Similarly, an intrauterine device — or IUD — can be placed inside the woman’s uterus. It lasts for five to ten years and has a typical use failure rate of less than 1% of the time. Side effects include changes to bleeding that eventually resolve.

“The long-acting, reversible contraceptives are nice because the patient doesn’t have to think about it,” Bowman said. “They don’t have to take a pill, place a diaphragm or switch their ring. People love them. Their efficacy approaches sterilization, but you still have the option of changing your mind.”

In fact, Bowman’s top choice for almost anyone is an IUD, teens included.
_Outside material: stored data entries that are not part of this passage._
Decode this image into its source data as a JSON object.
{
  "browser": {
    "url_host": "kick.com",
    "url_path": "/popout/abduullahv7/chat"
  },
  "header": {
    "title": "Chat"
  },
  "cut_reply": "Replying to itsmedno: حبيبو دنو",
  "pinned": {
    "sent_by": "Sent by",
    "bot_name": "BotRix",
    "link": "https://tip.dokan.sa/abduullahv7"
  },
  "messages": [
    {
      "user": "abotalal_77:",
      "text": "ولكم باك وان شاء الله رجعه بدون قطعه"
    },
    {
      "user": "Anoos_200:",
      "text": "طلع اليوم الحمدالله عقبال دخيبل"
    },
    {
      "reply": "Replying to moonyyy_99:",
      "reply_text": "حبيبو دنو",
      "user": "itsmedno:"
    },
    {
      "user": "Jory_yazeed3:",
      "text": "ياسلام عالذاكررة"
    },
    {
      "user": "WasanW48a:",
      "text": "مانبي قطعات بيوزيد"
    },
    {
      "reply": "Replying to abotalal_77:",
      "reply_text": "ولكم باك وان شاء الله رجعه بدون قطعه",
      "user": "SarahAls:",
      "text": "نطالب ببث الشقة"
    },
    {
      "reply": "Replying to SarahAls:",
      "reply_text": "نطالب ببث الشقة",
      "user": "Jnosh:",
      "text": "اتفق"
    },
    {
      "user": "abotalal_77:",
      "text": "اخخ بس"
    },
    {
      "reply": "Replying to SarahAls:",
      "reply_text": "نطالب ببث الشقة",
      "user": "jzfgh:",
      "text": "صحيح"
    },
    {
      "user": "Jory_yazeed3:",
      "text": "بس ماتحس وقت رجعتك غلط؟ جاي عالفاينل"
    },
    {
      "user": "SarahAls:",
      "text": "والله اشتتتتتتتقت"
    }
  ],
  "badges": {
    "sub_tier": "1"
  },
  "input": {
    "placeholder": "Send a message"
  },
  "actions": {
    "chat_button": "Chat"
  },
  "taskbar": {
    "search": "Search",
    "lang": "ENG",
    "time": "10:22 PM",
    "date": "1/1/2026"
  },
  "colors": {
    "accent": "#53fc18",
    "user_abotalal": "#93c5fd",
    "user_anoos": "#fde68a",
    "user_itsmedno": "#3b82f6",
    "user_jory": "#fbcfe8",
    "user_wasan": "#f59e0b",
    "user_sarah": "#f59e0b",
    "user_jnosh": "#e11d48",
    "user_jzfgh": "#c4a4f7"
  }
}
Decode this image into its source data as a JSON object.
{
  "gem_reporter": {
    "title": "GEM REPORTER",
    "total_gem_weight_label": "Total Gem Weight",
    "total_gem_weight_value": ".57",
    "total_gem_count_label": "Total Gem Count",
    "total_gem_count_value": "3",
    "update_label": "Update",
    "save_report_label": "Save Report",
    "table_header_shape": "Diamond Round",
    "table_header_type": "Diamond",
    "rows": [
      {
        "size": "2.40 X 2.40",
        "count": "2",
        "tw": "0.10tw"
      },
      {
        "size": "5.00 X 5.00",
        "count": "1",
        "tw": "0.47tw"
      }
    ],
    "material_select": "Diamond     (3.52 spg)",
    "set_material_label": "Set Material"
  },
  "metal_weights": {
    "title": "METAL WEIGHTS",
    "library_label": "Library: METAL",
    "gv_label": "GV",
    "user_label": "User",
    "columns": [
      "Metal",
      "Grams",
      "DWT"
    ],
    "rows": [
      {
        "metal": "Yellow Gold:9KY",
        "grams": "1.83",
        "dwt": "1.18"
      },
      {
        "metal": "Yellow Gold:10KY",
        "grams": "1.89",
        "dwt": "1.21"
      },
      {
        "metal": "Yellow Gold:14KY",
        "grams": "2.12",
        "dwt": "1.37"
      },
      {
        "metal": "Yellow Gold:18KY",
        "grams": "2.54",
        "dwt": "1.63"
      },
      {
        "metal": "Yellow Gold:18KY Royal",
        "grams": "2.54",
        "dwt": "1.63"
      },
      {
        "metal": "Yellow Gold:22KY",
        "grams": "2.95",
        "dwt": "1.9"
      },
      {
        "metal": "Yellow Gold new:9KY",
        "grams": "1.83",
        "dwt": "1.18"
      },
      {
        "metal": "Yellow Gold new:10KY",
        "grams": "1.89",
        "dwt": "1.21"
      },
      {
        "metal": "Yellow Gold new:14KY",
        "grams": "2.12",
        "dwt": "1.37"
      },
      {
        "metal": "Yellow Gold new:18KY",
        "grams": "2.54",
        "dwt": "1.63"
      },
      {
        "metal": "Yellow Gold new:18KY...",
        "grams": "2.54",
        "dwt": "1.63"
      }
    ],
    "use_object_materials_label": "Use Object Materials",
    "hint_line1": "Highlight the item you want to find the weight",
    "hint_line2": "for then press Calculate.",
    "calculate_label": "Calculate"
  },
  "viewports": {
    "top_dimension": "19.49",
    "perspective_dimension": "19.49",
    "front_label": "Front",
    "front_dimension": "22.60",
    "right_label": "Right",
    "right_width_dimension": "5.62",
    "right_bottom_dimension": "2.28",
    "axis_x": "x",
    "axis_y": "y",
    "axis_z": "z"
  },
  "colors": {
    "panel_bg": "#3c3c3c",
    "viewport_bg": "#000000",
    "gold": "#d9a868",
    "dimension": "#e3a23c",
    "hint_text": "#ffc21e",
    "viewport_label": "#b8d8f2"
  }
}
But for people who may not be comfortable with the idea of having something in their body, a birth control pill may be a better bet.

With hormonal birth control methods, a patient does not have to have regular menstruation if she doesn’t want to. And no birth control method is associated with future fertility issues.

If you experience side effects, be sure to follow up with your doctor.

“Sometimes, we don’t pick the right one at first,” Bowman said. “But they’re all reversible, and we can always change.”